Here's the original bug report:
gtkperf on the Nexus 7:
GtkPerf 0.40 - Starting testing: Thu Nov 8 18:58:56 2012
GtkEntry - time: 0.77
GtkComboBox - time: 17.09
GtkComboBoxEntry - time: 6.95
GtkSpinButton - time: 2.42
GtkProgressBar - time: 2.91
GtkToggleButton - time: 7.59
GtkCheckButton - time: 2.12
GtkRadioButton - time: 3.66
GtkTextView - Add text - time: 6.94
GtkTextView - Scroll - time: 1.13
GtkDrawingArea - Lines - time: 12.66
GtkDrawingArea - Circles - time: 27.67
GtkDrawingArea - Text - time: 19.19
GtkDrawingArea - Pixbufs - time: 2.31
Total time: 113.47
nvidia-tegra3 binary Xorg driver 16.0-0ubuntu3
Created attachment 69774 [details]
cairo-trace --profile onboard
Are you sure that you want to report this against cairo-xcb? Because I am pretty sure that next to nothing uses this and certainly ubuntu doesn't by default. So I'm tempted to reassign this to cairo-xlib.
Oh and: It might be helpful to run your trace through cairo-analyze-trace (which is in the perf/ subdirectory). That should help identifying the slow operation.
Thanks, I wasn't sure which one to pick. You're right, the main context has a cairo.XlibSurface as target.
I'll attach the results of cairo-analyse-trace. That lookes very useful. If I understand the percentages right, I'd need to cut down on mask calls first and it was perhaps a good idea to cache gradient strokes and fills.
This is with Onboard trunk, btw.
Created attachment 69795 [details]
cairo-analyse-trace onboard.trace >onboard_ambiance_nexus7_analyse_trace.txt
The really interesting aspect of the trace is the where the drawing is nested 10s of levels deep (>50) with all the results being kept around in a stack until they get masked onto the output. It's certainly the first time I've seen that pattern in a trace, and it may indeed be the right approach for you, but it looks inefficient.
Also you have to be aware that you will be limited by driver quality when using cairo-xlib, which is likely to be a contributing factor as well as the hw differences for comparing SNB to the Nexus7.
Hmm, there shouldn't actually be more than five or so nesting levels, the first probably being GTK's double buffering. How can I read the levels from the trace? I assumed it somehow repeats at Observing '/home/ubuntu/onboard.trace'...., are those nesting levels too?
Most of the nesting happens only occasianally, i.e. on startup, resizing, etc. and is then masked to the main context all other times. Drawing all the keys at once with shadows and gradients turned out too slow even on non-mobile devices, hence all that caching.
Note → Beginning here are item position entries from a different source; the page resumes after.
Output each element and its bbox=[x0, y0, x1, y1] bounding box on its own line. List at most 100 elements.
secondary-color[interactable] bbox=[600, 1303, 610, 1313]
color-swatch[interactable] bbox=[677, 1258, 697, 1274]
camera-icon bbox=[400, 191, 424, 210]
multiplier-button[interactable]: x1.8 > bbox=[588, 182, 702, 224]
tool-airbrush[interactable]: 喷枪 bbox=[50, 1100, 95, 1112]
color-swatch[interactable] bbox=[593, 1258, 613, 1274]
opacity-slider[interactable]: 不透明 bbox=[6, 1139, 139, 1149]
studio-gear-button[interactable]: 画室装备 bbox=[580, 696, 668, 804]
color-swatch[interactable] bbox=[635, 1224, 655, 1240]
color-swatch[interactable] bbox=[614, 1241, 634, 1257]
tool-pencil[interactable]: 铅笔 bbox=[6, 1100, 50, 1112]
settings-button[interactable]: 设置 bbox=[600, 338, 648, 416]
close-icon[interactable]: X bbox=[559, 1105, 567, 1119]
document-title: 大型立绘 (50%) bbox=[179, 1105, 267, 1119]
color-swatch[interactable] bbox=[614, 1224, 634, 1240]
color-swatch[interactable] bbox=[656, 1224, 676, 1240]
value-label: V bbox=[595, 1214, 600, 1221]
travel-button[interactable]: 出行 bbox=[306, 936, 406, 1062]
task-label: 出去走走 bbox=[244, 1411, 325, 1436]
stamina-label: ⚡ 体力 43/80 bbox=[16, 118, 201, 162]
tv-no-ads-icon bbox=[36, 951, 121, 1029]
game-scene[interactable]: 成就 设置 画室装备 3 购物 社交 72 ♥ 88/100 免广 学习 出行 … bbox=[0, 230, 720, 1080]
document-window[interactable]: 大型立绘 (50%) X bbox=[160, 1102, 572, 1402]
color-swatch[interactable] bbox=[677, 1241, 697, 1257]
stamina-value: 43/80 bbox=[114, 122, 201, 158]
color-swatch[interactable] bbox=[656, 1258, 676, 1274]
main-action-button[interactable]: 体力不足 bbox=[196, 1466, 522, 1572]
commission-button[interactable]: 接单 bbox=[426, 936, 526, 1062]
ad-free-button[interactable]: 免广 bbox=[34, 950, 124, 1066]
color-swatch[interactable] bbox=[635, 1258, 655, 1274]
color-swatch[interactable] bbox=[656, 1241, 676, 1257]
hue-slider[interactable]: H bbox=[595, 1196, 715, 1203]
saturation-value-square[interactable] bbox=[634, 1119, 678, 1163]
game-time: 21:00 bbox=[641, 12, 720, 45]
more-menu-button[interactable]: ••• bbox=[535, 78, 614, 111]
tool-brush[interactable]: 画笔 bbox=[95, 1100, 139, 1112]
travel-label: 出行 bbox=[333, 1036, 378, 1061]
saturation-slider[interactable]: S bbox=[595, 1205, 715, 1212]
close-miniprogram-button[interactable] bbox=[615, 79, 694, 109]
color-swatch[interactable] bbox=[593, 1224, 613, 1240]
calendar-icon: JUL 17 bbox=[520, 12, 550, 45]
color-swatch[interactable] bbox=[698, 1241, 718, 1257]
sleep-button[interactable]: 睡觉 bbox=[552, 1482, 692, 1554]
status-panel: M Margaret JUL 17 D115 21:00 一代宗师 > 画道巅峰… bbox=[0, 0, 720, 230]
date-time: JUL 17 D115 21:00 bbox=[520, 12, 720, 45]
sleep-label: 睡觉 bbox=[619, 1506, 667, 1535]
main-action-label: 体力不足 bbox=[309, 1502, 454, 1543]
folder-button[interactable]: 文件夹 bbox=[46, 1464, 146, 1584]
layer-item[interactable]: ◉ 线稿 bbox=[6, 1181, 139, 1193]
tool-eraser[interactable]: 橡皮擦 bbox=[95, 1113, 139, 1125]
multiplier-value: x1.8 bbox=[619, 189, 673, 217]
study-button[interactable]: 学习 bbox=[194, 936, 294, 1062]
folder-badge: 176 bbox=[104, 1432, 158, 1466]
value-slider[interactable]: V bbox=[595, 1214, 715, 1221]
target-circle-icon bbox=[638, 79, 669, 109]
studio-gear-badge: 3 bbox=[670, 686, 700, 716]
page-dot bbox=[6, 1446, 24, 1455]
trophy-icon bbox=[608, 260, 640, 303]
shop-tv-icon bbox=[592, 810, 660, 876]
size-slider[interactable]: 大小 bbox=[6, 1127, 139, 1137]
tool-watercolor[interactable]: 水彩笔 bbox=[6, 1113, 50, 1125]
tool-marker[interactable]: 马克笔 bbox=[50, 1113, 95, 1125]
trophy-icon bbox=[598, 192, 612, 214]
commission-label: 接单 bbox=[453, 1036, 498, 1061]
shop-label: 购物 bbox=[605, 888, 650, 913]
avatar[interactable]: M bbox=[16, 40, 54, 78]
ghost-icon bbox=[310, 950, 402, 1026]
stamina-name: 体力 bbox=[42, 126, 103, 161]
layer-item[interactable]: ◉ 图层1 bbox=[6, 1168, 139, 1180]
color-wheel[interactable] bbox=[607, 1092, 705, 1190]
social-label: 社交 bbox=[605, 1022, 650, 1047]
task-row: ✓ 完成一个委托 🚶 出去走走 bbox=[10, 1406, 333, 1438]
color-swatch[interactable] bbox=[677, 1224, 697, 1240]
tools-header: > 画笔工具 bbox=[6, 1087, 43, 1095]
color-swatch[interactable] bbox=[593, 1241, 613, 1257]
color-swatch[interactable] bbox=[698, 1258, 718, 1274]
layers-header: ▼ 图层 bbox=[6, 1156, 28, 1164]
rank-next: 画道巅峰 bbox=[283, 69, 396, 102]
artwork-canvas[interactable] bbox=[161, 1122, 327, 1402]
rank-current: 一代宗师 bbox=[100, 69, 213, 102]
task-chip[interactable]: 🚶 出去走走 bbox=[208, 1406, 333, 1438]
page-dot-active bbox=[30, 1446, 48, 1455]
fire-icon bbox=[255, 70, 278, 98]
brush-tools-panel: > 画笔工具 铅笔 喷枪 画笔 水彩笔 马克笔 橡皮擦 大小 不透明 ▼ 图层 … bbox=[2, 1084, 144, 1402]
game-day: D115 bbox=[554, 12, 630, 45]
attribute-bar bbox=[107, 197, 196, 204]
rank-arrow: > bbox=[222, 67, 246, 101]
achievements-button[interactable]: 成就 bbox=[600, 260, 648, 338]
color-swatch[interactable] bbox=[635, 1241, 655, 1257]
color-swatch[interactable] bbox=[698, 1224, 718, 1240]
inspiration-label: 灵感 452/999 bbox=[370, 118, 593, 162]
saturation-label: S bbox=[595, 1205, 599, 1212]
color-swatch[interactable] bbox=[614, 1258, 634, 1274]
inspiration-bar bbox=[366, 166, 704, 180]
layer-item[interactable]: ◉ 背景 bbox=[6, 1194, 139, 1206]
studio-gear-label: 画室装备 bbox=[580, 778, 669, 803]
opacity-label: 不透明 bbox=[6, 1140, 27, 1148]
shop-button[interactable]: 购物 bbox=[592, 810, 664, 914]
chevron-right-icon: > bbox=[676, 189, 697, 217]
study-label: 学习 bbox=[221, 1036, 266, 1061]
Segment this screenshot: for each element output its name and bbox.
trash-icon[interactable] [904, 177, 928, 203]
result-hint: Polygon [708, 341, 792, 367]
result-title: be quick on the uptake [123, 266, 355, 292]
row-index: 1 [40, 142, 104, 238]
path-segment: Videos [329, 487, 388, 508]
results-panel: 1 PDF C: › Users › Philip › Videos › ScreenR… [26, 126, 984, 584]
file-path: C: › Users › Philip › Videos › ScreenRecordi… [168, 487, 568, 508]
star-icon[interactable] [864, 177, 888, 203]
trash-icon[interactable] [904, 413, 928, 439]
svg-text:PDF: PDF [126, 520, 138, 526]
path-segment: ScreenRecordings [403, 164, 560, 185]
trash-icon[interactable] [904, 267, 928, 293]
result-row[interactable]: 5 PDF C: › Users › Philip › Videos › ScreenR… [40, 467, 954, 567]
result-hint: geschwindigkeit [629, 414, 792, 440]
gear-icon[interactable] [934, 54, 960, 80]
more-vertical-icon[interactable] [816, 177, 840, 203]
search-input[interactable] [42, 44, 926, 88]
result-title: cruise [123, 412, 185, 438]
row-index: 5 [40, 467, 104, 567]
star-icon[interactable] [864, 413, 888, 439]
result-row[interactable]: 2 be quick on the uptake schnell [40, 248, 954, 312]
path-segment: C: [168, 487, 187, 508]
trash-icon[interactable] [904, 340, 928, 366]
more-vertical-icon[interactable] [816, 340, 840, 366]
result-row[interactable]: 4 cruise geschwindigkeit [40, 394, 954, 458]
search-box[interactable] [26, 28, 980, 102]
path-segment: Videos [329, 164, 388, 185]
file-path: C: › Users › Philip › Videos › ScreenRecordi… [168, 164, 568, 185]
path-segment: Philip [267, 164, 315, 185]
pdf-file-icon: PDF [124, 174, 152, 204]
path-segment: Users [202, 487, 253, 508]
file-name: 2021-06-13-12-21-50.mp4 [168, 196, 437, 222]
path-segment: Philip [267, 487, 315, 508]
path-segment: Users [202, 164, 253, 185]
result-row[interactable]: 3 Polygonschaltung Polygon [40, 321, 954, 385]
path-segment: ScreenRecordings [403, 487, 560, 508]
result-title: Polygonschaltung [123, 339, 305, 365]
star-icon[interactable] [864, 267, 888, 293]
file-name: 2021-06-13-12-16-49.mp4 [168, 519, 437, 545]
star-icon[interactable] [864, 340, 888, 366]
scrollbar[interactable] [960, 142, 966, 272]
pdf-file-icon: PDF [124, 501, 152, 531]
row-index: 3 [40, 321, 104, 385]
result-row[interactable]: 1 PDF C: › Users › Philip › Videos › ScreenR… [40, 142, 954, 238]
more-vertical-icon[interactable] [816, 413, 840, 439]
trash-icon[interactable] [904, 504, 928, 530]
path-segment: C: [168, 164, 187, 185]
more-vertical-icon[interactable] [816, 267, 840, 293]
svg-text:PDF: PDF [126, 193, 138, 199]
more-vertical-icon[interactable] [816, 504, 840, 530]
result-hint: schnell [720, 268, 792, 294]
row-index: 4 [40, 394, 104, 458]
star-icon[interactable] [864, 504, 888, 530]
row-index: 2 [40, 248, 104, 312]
Driver quality is what I'm afraid of. Would that explain why the image backends in the first attachment are so much faster than cairo-xlib?
My guess for nesting levels comes from reading the trace, and in particular the use of '51 index set-source' implies that are roughly 20 or so surfaces in the stack.
Yes, I use the relative speed of cairo-image to cairo-xlib to judge driver quality. (No driver implementation should be slower than is possible using the cpu...)
Thanks for the hints, that helped. Apparently deep nesting happens when patterns are shared between contexts. I'm not sure if this was a save thing to do at all. I've switched them to surfaces and now there are no high index values in the trace anymore.
I had hopes, but unfortunately this did nothing for the performance issue, it may even do slightly worse.
Bypassing the driver does make a difference, though:
$ GDK_RENDERING=image ./onboard
That number is the initial caching plus the first redraw. That's probably already good enough for the startup, but not yet for all later interaction. From there on python/python-gi show up as bottlenecks too.